Bello in fact referred on several occasions to the conversations he had with coach Frank Kramer – a former English teacher, ensuring there were no communication troubles between the German and American – and how important they were in his decision-making.
“I know what made me want to come to Bielefeld was that I’d had a chat with the coach, Coach Frank. And when I had a conversation with him, he made me feel like he really cared about me, which is really important. Him just giving me that summary of the club made me feel like that’s the right place I need to be to grow as a player and a person as well.

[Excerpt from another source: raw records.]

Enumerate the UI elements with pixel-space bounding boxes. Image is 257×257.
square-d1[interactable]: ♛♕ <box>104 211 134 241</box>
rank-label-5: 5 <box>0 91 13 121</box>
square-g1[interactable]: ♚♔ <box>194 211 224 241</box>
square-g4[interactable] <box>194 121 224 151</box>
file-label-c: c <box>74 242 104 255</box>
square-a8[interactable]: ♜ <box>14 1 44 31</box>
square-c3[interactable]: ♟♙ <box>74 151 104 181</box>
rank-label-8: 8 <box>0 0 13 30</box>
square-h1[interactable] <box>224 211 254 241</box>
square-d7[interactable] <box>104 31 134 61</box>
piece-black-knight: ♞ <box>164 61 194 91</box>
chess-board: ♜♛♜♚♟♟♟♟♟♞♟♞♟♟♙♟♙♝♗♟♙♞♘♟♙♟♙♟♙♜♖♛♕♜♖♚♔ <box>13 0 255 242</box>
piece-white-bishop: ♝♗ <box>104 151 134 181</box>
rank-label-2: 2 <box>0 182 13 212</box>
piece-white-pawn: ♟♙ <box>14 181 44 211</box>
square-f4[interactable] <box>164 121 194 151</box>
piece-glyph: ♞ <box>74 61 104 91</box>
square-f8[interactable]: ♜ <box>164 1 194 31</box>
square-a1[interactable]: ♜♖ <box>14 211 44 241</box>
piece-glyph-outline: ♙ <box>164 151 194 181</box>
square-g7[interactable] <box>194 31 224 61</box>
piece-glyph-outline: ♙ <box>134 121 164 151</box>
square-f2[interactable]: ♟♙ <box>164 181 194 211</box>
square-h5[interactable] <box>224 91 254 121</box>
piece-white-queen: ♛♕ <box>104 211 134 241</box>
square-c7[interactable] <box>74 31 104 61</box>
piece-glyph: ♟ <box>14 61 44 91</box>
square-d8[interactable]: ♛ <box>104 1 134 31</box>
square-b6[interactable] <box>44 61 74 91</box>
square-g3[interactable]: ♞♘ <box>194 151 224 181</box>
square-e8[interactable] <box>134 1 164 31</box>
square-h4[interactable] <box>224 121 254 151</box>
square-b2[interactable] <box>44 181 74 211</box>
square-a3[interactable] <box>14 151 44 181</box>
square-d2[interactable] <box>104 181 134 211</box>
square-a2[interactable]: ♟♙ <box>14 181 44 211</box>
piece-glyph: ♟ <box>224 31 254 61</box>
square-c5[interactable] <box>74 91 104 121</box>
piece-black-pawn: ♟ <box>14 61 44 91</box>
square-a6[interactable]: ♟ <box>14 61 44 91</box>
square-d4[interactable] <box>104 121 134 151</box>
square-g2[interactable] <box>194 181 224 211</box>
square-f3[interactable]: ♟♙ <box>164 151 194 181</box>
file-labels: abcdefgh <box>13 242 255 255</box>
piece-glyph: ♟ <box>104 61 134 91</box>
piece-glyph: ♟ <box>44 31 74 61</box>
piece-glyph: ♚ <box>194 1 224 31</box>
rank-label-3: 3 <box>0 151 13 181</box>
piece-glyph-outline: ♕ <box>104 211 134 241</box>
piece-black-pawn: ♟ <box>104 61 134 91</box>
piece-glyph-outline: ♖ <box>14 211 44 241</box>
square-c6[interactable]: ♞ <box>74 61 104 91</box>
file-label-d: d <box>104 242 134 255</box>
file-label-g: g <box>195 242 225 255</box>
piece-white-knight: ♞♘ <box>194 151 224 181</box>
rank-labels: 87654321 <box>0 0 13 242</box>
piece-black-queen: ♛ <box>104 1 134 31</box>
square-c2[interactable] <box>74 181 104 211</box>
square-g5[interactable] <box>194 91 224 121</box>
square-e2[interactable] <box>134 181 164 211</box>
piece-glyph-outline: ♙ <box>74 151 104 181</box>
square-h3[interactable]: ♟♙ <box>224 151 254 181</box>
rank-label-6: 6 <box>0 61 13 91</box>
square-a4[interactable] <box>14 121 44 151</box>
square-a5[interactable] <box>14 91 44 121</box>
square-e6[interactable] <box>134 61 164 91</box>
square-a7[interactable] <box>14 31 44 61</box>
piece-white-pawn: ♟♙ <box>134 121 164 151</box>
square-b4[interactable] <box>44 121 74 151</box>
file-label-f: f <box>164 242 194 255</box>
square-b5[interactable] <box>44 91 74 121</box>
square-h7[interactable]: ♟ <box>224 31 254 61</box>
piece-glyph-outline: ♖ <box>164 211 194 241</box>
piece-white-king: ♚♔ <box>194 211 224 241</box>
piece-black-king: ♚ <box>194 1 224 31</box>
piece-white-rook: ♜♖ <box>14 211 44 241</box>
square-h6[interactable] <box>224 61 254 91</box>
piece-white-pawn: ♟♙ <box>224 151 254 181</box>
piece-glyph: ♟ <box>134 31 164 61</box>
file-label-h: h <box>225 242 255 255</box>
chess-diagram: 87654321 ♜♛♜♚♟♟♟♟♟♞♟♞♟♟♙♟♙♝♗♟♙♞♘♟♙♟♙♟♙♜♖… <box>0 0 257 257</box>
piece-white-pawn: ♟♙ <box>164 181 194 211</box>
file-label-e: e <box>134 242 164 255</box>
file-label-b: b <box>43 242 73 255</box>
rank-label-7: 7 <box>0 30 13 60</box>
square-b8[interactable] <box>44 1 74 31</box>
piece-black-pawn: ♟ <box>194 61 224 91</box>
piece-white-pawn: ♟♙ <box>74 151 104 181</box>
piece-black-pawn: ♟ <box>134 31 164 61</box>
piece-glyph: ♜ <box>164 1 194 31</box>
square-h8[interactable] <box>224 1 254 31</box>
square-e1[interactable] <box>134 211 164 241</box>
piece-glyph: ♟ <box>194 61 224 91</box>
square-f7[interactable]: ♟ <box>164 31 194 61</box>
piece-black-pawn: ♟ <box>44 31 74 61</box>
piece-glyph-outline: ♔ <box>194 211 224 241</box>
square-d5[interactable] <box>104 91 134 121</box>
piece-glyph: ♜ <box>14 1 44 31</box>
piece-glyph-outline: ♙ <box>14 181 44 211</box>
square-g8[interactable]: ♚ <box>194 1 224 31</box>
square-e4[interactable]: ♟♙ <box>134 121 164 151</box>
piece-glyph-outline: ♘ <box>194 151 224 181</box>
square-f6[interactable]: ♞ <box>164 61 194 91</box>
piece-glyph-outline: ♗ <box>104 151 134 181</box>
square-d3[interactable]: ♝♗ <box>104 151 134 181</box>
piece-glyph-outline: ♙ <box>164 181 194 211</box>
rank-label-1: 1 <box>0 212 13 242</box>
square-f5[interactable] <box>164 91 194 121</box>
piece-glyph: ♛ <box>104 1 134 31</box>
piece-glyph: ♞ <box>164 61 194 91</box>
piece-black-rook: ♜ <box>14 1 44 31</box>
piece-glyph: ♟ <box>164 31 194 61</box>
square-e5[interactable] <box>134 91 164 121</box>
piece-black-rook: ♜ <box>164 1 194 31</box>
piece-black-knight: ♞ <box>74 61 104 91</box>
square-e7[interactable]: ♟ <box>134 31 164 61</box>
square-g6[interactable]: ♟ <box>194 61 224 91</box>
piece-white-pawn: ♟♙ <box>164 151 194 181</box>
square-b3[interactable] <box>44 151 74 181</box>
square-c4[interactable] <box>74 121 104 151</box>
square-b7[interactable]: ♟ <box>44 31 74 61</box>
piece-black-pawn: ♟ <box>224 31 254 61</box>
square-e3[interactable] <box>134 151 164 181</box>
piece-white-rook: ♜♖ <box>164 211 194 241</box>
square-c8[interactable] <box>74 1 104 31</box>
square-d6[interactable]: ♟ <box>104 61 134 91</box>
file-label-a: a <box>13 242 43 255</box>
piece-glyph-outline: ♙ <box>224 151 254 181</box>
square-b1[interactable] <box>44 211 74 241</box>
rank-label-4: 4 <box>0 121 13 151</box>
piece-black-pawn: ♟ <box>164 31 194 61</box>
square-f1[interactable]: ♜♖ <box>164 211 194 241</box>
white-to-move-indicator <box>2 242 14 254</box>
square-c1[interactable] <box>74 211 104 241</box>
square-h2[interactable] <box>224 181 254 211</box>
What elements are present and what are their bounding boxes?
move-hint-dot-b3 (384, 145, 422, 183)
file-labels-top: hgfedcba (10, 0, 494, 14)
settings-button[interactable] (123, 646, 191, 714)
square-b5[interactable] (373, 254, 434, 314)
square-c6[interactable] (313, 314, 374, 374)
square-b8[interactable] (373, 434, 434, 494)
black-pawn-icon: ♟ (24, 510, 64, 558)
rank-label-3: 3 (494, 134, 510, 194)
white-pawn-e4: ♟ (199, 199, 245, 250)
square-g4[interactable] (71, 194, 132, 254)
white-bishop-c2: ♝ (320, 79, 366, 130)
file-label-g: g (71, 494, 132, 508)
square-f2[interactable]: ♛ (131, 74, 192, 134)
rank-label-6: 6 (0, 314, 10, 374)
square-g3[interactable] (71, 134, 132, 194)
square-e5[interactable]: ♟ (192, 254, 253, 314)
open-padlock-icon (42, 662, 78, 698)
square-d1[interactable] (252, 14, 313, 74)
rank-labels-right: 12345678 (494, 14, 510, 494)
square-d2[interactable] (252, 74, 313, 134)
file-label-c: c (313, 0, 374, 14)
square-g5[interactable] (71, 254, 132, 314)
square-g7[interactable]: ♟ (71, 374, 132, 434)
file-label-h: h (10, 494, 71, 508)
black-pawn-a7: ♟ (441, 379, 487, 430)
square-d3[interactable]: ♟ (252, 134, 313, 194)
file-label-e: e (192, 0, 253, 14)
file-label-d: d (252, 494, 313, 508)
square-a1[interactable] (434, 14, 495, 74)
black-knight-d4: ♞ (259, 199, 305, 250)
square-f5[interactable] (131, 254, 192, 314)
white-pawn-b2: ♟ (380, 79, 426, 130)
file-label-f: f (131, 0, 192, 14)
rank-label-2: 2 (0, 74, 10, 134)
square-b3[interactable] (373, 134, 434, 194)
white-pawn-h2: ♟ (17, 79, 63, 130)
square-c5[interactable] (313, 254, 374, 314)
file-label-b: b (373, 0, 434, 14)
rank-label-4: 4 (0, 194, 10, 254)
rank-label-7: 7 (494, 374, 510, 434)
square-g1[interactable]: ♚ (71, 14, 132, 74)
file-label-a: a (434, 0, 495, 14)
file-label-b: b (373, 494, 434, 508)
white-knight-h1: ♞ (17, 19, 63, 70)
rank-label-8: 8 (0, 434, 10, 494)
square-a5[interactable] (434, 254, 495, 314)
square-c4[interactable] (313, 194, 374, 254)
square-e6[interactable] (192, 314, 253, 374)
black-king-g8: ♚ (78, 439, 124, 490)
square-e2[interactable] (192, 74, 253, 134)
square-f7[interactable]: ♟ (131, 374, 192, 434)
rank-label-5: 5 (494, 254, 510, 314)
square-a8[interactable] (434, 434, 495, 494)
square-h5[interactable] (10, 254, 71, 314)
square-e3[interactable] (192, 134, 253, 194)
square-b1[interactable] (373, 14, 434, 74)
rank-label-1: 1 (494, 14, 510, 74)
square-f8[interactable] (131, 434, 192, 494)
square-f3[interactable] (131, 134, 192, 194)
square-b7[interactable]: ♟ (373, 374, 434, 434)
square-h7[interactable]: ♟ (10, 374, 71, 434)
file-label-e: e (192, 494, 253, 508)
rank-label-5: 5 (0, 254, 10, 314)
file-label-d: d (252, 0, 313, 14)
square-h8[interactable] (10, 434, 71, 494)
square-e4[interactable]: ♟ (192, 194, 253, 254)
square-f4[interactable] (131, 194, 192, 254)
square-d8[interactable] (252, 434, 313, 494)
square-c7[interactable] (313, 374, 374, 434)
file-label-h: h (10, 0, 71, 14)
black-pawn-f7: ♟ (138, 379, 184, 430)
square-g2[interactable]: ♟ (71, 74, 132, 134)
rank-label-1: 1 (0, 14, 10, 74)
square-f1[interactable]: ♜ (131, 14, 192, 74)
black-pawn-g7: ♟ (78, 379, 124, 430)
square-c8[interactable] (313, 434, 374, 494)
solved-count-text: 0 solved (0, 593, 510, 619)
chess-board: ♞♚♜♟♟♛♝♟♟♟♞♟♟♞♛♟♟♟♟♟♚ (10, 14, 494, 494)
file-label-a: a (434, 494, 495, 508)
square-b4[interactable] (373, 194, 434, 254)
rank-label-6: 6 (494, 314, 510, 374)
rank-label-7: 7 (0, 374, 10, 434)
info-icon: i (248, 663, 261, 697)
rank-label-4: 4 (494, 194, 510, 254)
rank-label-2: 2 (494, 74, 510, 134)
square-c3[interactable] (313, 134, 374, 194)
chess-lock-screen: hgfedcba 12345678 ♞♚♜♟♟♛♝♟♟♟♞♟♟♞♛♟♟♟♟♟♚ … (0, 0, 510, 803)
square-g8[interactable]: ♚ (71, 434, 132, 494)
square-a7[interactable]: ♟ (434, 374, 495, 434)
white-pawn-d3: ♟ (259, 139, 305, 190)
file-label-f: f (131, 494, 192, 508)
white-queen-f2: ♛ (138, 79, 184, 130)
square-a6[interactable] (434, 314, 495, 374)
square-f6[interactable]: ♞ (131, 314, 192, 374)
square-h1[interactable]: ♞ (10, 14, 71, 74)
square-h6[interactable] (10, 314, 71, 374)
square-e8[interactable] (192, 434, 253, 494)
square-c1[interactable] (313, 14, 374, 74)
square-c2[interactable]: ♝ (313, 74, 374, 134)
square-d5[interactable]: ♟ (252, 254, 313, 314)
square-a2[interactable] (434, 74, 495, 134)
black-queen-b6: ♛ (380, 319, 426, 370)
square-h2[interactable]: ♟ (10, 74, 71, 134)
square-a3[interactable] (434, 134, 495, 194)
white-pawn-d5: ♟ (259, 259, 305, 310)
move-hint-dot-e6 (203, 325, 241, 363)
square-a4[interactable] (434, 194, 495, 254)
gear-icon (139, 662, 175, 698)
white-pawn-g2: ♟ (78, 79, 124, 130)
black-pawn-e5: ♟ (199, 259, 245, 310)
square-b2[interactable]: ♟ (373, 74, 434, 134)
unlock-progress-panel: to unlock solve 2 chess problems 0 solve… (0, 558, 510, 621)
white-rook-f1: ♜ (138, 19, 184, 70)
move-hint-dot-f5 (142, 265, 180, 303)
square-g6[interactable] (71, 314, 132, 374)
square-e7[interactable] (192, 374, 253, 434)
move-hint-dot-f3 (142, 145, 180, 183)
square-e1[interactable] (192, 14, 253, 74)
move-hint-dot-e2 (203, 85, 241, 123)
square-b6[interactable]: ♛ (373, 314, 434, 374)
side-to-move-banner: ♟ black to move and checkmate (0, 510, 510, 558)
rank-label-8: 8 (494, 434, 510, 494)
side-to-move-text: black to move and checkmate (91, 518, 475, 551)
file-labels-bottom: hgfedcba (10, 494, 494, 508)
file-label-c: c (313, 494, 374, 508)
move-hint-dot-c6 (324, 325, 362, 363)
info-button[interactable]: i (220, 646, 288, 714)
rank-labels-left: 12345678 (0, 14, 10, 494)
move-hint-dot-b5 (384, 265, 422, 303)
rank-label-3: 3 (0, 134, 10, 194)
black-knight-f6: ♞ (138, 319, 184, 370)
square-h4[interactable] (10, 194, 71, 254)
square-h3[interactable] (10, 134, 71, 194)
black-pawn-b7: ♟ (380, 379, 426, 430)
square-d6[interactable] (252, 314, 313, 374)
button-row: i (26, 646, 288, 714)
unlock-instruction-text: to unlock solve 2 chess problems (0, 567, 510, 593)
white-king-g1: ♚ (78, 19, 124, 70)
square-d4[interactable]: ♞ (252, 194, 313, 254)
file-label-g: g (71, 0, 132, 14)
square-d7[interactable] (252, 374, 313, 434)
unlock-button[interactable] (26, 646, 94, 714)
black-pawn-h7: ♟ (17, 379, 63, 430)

“We talked about a lot of stuff, which is why I like him so much, because I can talk to him about anything. He talked to me about my strengths, weaknesses, stuff we can work on. Him just giving me that kind of layout really made me be like, yeah, this is where I want to be. It seems like he really cares about you as a player and you developing as a player, which is what I really think I need right now because I’m still young and I know I still need to work on things.”Bello has developed a close relationship with English-speaking coach Frank Kramer. - Ulrich Hufnagel via www.imago-images.de/imago images/Ulrich Hufnagel
For an American player moving to Europe, one of the crucial factors in their performances is how they settle in away from the game.
“I think I’ve overcome that and am settled in now. I’m really thankful to my teammates and the whole club for being so welcoming, which made it so much easier for me and made it so quick.”
Coming back to on-field matters, Bello singled out the intensity level as the biggest difference between play back in the States and Germany.
“Every session is really intense. You have to be locked in throughout the whole training. It’s still the same in the MLS. When I was at Atlanta, you still have to be locked in, but here it’s really, really, really fast. So, you have to think fast, move fast. It’s just fast. I’m getting better, getting used to it now.
“Football is universal, so in any league you go to, you have to be locked in 100 per cent of the game. But here in the Bundesliga, it’s a really quick league, so you have to think fast, play faster. You don’t have so much time on the ball. I’d say that’s the main difference.”
Watch: Bello: “It’s tough to adapt to a new country”
As one of almost 10 Americans under the age of 23 currently learning and plying their trade in the Bundesliga, Bello is well placed to offer advice for those potentially looking to follow in his footsteps and those of the likes of Reyna, Pepi and Tyler Adams, and also Christian Pulisic before them.
“For a young American that wants to play abroad, I’d just say if that’s your dream and your ambition, go for it. And go with confidence, because I believe confidence is key. When you come over here, just know that you’re here for a reason. You’ve worked all your life to get to that goal. Just do whatever you can to keep getting better.
“I would also say if you want to make that leap, once you get here, don’t think that you’ve made it. I feel that’s very important to know. Just because you’re in one of the top leagues, doesn’t mean you’ve made it all. That’s what I always tell myself. That’s what I would tell a young person trying to come over here.”